Source linked

Mult-DPO Tames Настройте мудрые предпочтения для LLM-рекомендующих

Текущие DPO предполагают параллельные сравнения; реальные отзывы пользователей дают многочисленные положительные элементы.

mult dpodirect preference optimizationrecommender systemslarge language modelsplackett lucellm alignment

The combinatorial explosion of marginalizing over all positive orderings makes vanilla DPO intractable for aligning LLMs with real-world recommender data — where a user clicks five items, not just one against a negative.

Mult-DPO, from the team behind that new arXiv preprint (2606.10078), replaces the Plackett-Luce ranking marginalization with a multinomial surrogate that has a closed-form DPO-style objective. No more enumerating factorial numbers of permutations per training example.

Why Pairwise DPO Fails on Real User Feedback

Vanilla DPO uses the Bradley-Terry model, which assumes a single preferred item versus a dispreferred one. Give it a session where a user browsed three products and purchased two — you'd need to flatten that into arbitrary pairs, losing the structure. The natural alternative, Plackett-Luce, models a full ranking, but adapting it to set-wise preferences requires marginalizing over every possible ordering of the positives. That expression grows combinatorially with the number of positive items.

Mult-DPO sidesteps that by building a multinomial distribution over the same reward-induced weight space. It doesn't try to model the ranking; it models which items among a candidate set are positive, treating each positive as a separate class in a multi-class classification objective. The authors prove this multinomial loss is a tractable upper bound on the marginalized Plackett-Luce DPO loss.

Mult-DPO's Clever Trick: A Tractable Upper Bound

The key result is that the multinomial DPO loss upper-bounds the intractable PL DPO loss.

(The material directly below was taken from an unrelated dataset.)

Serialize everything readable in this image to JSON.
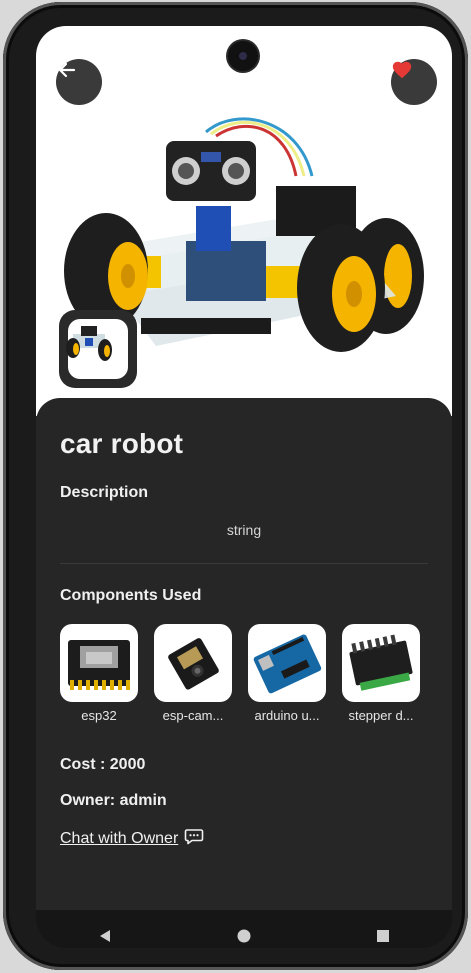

Tightness depends on the relative total weight of positives versus negatives — richer or harder negatives tighten the bound. That gives practitioners a clear lever: curate negative samples to get closer to the true ranking objective.

Because the multinomial objective is classification-style, it integrates naturally with existing LLM training pipelines. The code is already up at github.com/yaochenzhu/Mult_DPO, so teams can start experimenting without waiting for a library release.

What This Means for LLM-Based Recommenders

Recommender systems that use LLMs for candidate generation or ranking now have a principled alignment method that matches their actual feedback signals — not a forced pairwise approximation. Expect production systems to swap out pairwise DPO for Mult-DPO as they move from chat-based evaluations to multi-item user sessions. The bound analysis alone is worth the read if you're tuning negative sampling strategies.


Source: Mult-DPO: Multinomial Direct Preference Optimization for Recommender Systems
Domain: arxiv.org

Read original source ->

External source stays available while the OJO article and comment thread stay local.

Comments load interactively on the live page.